Disse, então, possuir um mosaico de provas resistente às mais severas dúvidas. Dentre tantos fenômenos e experiências que relata, muitos dos quais testemunhou, curiosos são os casos judiciários, como o da revelação por espírito de jovem falecido em navio de ter sido envenenado com ingestão de amêndoas com rícino, fato este depois constatado por perícia.
Escravo dos fatos, Lombroso descobre pela experiência o espiritismo, o que não contraria sua formação científica, causal-explicativa.
Allan Kardec, no Livro dos Espíritos, reconhece o livre-arbítrio, mas admite que não são os caracteres físicos que determinam o comportamento, e sim a natureza do espírito encarnado, que pode ter inclinação para o mal, mas possui o poder de enfrentar com o seu querer a tendência manifestada. Lombroso reconhece, ao fim, a pouca incidência de hipóteses do criminoso nato.
Este escorço histórico, quando dos cem anos da desencarnação de Lombroso, recoloca a angustiosa questão do livre-arbítrio ou do determinismo. A meu sentir, a liberdade não pode ser indiferente. Cabe situar o homem em suas circunstâncias biológicas e sociais, pois age no mundo que o circunda. O homem possui uma liberdade, mais que situada, sitiada, sem deixar de ter, contudo, uma esfera de decisão última pela qual define a realização da vontade e a do seu próprio modo de ser. Sem liberdade perdem sentido a dignidade do homem e a imortalidade do espírito.

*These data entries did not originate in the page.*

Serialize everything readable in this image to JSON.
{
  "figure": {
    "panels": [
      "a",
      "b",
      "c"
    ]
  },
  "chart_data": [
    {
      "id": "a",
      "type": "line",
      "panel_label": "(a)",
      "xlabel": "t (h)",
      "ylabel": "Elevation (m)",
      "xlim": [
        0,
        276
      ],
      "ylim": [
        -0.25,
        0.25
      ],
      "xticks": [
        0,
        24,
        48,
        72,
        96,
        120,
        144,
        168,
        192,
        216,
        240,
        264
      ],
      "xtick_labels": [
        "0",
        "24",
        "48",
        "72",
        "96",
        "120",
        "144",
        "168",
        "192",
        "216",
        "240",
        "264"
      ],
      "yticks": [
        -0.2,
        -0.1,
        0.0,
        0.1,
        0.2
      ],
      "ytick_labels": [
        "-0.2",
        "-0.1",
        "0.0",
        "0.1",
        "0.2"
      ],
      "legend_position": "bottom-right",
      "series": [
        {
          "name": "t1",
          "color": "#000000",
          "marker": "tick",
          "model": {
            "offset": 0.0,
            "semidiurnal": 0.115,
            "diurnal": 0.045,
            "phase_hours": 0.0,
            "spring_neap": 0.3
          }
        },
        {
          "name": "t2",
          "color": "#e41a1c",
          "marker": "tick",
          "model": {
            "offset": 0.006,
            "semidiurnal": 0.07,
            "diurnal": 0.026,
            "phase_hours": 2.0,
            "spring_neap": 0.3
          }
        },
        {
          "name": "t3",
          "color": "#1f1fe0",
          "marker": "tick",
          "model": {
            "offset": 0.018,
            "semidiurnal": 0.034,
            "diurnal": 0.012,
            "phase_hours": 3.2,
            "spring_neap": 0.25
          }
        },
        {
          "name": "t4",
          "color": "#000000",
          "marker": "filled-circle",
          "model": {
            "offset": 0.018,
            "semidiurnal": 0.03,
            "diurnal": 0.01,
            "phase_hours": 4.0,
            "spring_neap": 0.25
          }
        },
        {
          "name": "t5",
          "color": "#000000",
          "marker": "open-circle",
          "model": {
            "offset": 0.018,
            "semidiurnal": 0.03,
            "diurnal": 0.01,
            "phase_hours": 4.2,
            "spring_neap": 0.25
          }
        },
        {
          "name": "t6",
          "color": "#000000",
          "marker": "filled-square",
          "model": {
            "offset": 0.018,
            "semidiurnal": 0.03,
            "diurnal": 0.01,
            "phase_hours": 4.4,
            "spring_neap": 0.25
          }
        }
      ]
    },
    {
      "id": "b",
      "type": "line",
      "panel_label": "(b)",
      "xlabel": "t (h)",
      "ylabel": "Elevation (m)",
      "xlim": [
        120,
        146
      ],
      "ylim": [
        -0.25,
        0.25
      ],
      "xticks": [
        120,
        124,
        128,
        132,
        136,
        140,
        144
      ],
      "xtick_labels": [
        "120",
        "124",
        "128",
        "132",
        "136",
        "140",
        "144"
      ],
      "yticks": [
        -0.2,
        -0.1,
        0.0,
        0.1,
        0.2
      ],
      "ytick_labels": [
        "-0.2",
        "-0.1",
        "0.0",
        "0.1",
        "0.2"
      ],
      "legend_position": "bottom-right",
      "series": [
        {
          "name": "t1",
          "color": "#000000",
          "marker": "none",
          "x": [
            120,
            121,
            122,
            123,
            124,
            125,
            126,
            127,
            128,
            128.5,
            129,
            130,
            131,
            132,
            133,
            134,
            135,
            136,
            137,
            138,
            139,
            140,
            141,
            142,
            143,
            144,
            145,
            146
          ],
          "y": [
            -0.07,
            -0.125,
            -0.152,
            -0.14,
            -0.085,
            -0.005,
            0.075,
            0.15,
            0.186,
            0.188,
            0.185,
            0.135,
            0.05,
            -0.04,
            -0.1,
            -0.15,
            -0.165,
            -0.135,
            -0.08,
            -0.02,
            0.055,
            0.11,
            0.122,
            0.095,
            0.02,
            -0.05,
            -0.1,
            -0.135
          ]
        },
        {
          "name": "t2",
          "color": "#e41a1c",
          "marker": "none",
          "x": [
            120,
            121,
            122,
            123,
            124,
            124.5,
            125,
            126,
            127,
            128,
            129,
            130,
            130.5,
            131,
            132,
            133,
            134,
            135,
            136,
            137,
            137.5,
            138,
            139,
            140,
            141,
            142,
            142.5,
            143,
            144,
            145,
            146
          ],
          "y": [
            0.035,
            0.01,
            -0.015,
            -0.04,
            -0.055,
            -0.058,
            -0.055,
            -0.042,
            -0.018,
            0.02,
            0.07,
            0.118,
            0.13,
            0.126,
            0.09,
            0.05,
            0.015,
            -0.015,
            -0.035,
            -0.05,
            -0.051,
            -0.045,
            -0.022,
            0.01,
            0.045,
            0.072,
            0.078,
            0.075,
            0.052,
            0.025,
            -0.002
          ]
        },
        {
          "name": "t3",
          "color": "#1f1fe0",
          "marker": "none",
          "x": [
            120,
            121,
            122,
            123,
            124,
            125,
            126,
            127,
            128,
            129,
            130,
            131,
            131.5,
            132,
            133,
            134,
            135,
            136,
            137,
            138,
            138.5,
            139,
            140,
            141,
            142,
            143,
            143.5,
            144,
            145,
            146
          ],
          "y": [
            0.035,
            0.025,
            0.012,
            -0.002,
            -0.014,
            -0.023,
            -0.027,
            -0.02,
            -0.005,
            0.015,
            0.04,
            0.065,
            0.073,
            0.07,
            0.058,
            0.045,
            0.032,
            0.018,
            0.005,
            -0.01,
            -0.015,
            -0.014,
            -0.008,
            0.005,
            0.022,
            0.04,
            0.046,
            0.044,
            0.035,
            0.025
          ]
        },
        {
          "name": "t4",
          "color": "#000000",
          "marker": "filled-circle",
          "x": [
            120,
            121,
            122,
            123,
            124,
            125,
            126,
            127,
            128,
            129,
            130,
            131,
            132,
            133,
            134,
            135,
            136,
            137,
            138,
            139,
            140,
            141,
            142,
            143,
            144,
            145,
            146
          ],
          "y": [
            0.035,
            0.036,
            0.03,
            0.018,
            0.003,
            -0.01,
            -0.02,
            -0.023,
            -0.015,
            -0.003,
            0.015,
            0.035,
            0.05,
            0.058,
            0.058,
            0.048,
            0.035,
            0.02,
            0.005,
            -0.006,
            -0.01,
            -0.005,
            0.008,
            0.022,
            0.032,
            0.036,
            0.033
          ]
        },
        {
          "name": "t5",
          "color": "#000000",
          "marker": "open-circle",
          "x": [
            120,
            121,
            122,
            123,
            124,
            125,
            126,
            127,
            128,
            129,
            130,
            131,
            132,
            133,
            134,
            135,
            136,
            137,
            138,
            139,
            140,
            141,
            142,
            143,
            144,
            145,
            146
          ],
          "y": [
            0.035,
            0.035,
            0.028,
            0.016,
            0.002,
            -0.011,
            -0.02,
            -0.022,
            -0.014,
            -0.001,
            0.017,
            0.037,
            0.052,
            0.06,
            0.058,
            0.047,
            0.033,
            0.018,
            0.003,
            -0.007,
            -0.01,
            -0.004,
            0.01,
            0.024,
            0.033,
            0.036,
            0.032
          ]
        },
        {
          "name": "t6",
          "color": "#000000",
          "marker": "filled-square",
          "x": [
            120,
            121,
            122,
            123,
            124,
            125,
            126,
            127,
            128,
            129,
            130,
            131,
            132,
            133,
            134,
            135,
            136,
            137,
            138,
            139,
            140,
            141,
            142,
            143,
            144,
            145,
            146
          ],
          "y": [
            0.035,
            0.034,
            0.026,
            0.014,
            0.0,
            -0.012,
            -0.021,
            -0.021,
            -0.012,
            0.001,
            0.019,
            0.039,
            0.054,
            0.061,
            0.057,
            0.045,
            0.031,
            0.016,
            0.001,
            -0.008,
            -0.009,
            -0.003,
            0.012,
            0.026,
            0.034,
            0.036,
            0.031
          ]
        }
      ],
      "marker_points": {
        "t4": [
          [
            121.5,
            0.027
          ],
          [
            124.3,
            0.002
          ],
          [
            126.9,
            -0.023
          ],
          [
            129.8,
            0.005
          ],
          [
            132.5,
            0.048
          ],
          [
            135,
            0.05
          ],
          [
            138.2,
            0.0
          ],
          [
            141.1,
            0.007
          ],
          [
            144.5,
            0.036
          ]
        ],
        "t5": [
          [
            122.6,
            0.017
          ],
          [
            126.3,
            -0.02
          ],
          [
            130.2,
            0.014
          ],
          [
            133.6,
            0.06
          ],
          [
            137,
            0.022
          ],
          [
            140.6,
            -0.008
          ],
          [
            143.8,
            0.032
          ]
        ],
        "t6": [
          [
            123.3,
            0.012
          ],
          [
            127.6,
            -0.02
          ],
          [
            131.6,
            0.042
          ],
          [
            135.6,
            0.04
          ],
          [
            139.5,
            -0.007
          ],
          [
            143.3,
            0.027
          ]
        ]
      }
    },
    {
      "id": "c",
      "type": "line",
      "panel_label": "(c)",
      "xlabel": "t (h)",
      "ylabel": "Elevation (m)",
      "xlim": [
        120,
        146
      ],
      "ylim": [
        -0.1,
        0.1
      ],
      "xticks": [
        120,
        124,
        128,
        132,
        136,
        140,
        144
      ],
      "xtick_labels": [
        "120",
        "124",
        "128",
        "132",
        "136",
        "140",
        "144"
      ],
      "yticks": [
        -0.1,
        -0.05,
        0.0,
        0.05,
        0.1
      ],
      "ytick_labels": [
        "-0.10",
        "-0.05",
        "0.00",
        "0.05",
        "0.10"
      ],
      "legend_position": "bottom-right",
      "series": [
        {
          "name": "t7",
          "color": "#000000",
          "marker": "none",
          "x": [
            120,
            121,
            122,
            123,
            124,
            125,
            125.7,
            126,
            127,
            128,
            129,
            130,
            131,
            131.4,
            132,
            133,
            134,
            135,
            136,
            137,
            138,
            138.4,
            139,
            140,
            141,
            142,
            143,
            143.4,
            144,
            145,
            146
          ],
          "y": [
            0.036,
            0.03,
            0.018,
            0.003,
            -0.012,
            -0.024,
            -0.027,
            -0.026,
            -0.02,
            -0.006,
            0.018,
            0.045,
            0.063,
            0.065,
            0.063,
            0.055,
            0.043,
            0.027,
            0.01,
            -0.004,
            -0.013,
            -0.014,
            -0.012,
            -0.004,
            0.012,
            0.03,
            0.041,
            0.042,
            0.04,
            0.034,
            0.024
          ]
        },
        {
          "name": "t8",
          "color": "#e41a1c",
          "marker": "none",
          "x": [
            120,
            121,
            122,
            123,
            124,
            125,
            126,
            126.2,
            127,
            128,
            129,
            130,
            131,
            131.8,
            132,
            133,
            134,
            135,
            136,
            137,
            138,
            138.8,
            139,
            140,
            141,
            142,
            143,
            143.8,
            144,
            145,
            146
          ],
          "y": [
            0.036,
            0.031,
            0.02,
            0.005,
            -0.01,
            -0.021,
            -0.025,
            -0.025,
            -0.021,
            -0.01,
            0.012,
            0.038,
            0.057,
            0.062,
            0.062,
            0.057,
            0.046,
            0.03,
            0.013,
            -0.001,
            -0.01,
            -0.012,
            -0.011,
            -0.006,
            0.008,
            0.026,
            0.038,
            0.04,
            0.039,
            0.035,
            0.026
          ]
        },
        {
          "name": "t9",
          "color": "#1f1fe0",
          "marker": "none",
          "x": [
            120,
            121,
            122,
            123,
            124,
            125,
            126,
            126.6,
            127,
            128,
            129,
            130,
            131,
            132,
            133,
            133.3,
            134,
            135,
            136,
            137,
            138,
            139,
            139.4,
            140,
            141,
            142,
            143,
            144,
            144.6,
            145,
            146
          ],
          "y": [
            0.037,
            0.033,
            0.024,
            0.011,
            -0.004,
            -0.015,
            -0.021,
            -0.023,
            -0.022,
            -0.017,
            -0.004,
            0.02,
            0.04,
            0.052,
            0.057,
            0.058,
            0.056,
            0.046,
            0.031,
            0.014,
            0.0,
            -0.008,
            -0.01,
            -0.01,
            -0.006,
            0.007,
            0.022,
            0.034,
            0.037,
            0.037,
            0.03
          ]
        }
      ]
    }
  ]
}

Miguel Reale Júnior, advogado, professor-titular da Faculdade de Direito da USP, membro da Academia Paulista de Letras, foi secretário de Segurança Pública do Estado de São Paulo, no governo Franco Montoro e ministro da Justiça.("O Estado de São Paulo", São Paulo, 3 de janeiro de 2009, p.2).
Fonte: http://www.febnet.org.br/

2 comentários:

Valdemir Reis disse...

Olá amigo que maravilhoso é voltar neste espaço! Parabéns pelo excelente trabalho que desenvolve; sempre recheado de inteligência, beleza, e originalidade. Fantástica sua publicação “Ex-ministro da justiça... “, ótimo texto e harmônica construção, uma bela contribuição. Feliz e honrado por sua amizade. Já estou lhe seguindo. Por tudo isto continuo acreditando; aquele que caminha sozinho pode até chegar mais rápido... Porém quem segue acompanhado de um amigo com certeza vai mais longe... Quem encontrou um amigo, encontrou um tesouro... Deixo aqui todo o meu especial carinho, minha especial atenção e obrigadoooo mesmo de coração por nos seguir. “A amizade é como as estrelas. Não às vemos toda hora, mas sabemos que existem.” (Marina de A. C.) Aguardando por sua visita! Encontrar-nos-emos sempre por aqui. Felicidades. Votos de uma semana recheada de sucesso extensivo aos familiares, muita paz, saúde, muito brilho, bênçãos, proteção e alegria. Fique com Deus. Um abraço fraterno.
Valdemir Reis

mel artes disse...

Amigo, vc esteve visitando meu blog, Espiritismo Amor Sem Fronteiras. Grata pelo comentário. Sobre o convite não vejo como ajudar, visto que as informações contidas em seu blog são muito alem de meus conhecimentos, é perfeito.
Alguns assuntos que eu conheço, estão fiéis....vc sim está de parabéns. Meu blog é mais algo que faço pra mim mesma, gosto das imagens até mais de que as mensagens, claro, concordo com tudo que postei nele. Estarei sempre aqui, nesse seu espaço, onde encontrei rico material para o meu aprendizado...Um abraço terno e fraternal.